В какой-то момент Екатерина Михайловна с грустью вспомнила свою прежнюю работу, где она трудилась до беременности. Вспомнила себя, молодую, красивую, умело подкрашенную и со вкусом одетую. Господи, она забыла теперь и дорогу в салон. Стрижка и окраска волос – вот все, что она себе позволяет теперь. Ни на массаж лица, ни на маникюр, ни на красивую прическу теперь нет ни времени, ни желания. Вся жизнь подчинена сыну.

Правда, новые подруги у нее теперь появились: старушки у подъезда, с которыми она сидит, наблюдая, как Ромочка гуляет во дворе. Бабушки, которые приводят своих внуков в бассейн. Вот и все ее общение! С мужем тоже особенно не пообщаешься. Приходит вечером, поужинает – и к телевизору. А Екатерине Михайловне надо и уроки с Ромочкой сделать, и энциклопедию с ним почитать, и портфель назавтра собрать, и все вещи после тренировки в порядок привести... Потом нужно напомнить Ромочке почистить зубки, разобрать ему постель, почитать на ночь...

Позвонила как-то Екатерине Михайловне бывшая сослуживица, мол, как дела, какие новости. А Екатерина Михайловна все о сыне: какие у него успехи, да чем он занят, да что о нем учителя говорят, да где он бывает...

–?Кать! – перебила приятельница. – Мне про сына твоего все понятно. Ты о себе расскажи!

–?Да я ж и говорю! В театре с Ромочкой были... А завтра на выставку собираемся.

–?Кать! – опять не выдержала та. – Вот мы с тобой минут пятнадцать, наверное, уже разговариваем, и такое впечатление, что ты меня не слышишь.

–?Как это? Почему?

–?Ну, я спрашиваю про тебя, про твою жизнь, про твои планы и желания. А ты мне только о ребенке. О себе можешь рассказать?

–?Так... я... ж и говорю... Ой! А что о себе? Даже не знаю...

–?Работу-то хоть вспоминаешь?

–?Знаешь, да! Вспомнила тут недавно. С таким хорошим чувством!
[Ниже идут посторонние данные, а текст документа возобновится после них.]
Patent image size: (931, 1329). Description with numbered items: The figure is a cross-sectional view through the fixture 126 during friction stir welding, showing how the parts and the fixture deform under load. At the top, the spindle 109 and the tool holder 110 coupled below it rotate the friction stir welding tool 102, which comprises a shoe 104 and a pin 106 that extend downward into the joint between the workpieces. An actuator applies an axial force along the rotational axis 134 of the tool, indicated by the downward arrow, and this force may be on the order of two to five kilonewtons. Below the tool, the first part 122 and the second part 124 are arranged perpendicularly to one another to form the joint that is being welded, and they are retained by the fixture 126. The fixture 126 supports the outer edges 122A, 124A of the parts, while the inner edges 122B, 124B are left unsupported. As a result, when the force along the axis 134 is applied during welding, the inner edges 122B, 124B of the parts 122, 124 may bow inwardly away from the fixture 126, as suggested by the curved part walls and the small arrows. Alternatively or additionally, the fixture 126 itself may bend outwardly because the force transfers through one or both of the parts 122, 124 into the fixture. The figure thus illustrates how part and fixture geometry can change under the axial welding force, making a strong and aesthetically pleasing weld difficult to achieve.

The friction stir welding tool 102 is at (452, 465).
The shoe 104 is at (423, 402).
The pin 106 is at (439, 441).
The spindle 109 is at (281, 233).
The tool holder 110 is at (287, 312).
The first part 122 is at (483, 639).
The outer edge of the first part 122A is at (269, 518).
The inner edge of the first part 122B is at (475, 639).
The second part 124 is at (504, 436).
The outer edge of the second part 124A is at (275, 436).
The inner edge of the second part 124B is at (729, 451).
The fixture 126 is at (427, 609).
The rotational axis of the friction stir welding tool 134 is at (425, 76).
–?Может, заглянешь как-нибудь? Все наши тебе привет передают, интересуются твоей жизнью.

–?Спасибо! Ты тоже всем привет передавай! Только некогда мне. Мы ж все время с Ромочкой заняты...

Положила трубку с какой-то досадой. Неприятный осадок от разговора остался... Как будто жизнь идет вперед, а она стоит на обочине и только смотрит вслед.
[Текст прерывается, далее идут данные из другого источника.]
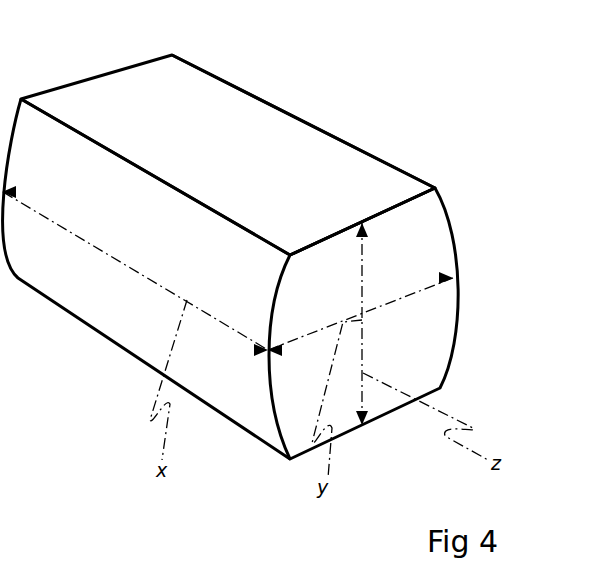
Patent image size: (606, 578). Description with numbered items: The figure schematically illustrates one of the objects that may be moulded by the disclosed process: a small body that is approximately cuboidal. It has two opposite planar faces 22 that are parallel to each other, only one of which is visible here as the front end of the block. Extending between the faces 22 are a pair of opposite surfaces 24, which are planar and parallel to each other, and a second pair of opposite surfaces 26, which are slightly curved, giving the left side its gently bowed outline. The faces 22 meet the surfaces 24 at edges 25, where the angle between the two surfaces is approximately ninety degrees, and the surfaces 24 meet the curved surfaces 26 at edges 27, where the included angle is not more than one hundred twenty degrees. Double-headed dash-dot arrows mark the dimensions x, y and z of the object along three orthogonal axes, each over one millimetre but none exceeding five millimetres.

The planar face 22 is at (425, 325).
The planar surface 24 is at (302, 152).
The edge 25 is at (391, 215).
The curved surface 26 is at (65, 290).
The edge 27 is at (218, 78).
На работе, конечно, много интересного произошло за это время. И структурные изменения случились в организации, и кадровые перестановки. Кого-то повысили, кому-то зарплату прибавили, у кого-то, как и у нее, дети родились, у кого-то – внуки. Но женщины после декрета возвращались на работу, а у нее даже и мысли такой никогда не возникало. Что ж, они столько лет ждали ребенка, чтобы бросить его на нянек?! Или в детский сад отдать? Или на продленку? Нет, таких помыслов она за собой не припоминает. Но... что-то продолжало свербить изнутри... Что-то потихоньку разъедало. И меркла радость от постоянного контакта с сыном, и возникало раздражение от однообразия жизни, и тревожили душу неясные сомнения в правильности выбранной линии воспитания...

* * *

Изменялась ситуация в стране. В соответствии с этим менялась и жизнь каждой семьи. Аня с Алексеем продолжали работать, однако вознаграждение за их трудовую деятельность перестало удовлетворять потребности семейства. Аня, получив высшее образование, работу свою не меняла. Как устроилась когда-то в госучреждение, так и работала там. Поначалу ее радовала налаженная работа профсоюзного комитета: периодические выездные распродажи, система продовольственных заказов, распространение билетов в театры и на новогодние елки, премии ко всем праздникам и выбор путевок в детские лагеря отдыха. Но все эти социальные услуги меркли в стремительно меняющемся ритме новой жизни, а потом и вовсе сошли на нет.